Gold declined for a second session in New York as a rise in the dollar curbed demand for the precious metal as an alternative investment.
The dollar gained against the euro as Moody’s Investors Service said Greek default risk “remains high” after the nation formally asked investors to exchange their holdings of government debt for new securities last week. International Monetary Fund Managing Director Christine Lagarde said the world economy is “not out of the danger zone.”
“The dollar is up on the day, and more than anything today is a currency play” for gold, William O’Neill, a partner at Logic Advisors in Upper Saddle River, New Jersey, said in a telephone interview. “The market is digesting the news out of Europe from over the weekend.”
Gold futures for April delivery fell 0.1 percent to settle at $1,774.90 an ounce at 1:39 p.m. on the Comex in New York. Prices gained 2.9 percent last week. The metal is up 13 percent this year after a 10 percent increase in 2011, an 11th consecutive annual gain.
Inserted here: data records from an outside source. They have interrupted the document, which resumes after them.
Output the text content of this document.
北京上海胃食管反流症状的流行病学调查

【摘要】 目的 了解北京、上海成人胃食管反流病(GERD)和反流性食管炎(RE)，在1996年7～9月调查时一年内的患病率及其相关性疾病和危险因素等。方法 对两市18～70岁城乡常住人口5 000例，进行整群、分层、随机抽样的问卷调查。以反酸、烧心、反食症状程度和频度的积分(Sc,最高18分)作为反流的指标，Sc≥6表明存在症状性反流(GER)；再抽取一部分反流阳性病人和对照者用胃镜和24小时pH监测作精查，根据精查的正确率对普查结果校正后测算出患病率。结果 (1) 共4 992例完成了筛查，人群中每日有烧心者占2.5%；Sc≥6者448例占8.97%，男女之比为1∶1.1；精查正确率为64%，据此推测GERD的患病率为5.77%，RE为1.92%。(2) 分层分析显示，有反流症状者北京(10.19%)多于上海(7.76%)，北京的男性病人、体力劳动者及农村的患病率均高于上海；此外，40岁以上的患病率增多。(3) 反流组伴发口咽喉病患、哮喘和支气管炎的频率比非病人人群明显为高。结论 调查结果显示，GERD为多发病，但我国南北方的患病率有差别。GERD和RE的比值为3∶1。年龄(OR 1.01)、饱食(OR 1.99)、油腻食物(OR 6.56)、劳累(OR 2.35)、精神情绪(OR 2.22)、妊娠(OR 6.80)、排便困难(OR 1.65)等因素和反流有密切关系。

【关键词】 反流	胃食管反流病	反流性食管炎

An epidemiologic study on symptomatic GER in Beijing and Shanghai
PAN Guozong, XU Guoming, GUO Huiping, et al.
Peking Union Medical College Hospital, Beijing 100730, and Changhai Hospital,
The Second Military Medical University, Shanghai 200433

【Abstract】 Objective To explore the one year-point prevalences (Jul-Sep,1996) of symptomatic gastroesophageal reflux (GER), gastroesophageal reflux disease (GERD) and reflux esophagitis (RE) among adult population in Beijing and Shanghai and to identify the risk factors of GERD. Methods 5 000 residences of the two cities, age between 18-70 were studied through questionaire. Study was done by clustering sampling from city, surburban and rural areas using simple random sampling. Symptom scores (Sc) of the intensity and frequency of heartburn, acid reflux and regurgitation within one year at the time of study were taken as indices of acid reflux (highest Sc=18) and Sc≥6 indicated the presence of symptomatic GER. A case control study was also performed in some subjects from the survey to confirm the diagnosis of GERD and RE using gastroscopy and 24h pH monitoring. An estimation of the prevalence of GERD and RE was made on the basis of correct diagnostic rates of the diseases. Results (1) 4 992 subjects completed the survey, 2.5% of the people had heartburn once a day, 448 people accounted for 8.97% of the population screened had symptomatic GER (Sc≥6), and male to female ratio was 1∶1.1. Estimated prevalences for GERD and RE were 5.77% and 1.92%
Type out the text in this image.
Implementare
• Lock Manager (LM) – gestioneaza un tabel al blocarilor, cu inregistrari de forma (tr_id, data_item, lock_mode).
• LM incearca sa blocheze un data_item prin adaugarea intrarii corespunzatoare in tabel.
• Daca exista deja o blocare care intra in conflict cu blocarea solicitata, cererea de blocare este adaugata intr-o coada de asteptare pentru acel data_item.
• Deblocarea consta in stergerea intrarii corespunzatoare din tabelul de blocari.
Holdings in bullion-backed exchange-traded products rose to a record 2,396.9 tons on Feb. 24, data compiled by Bloomberg show.
John Paulson told investors on Feb. 24 that his $1.2 billion Gold Fund, which declined 11 percent last year, will outperform his other strategies over five years, according to a person with knowledge of the matter. Paulson & Co, which cut its stake in the three months to Dec. 31, is still the biggest investor in the SPDR Gold Trust, the largest bullion-backed ETP.
Silver for May delivery advanced 0.5 percent to $35.604 an ounce. The metal has rallied 28 percent this year, making it the best-performing precious metal.
On the New York Mercantile Exchange, palladium for June delivery dropped 0.8 percent to $707.40 an ounce. Platinum for April delivery declined 80 cents to $1,714.30 an ounce.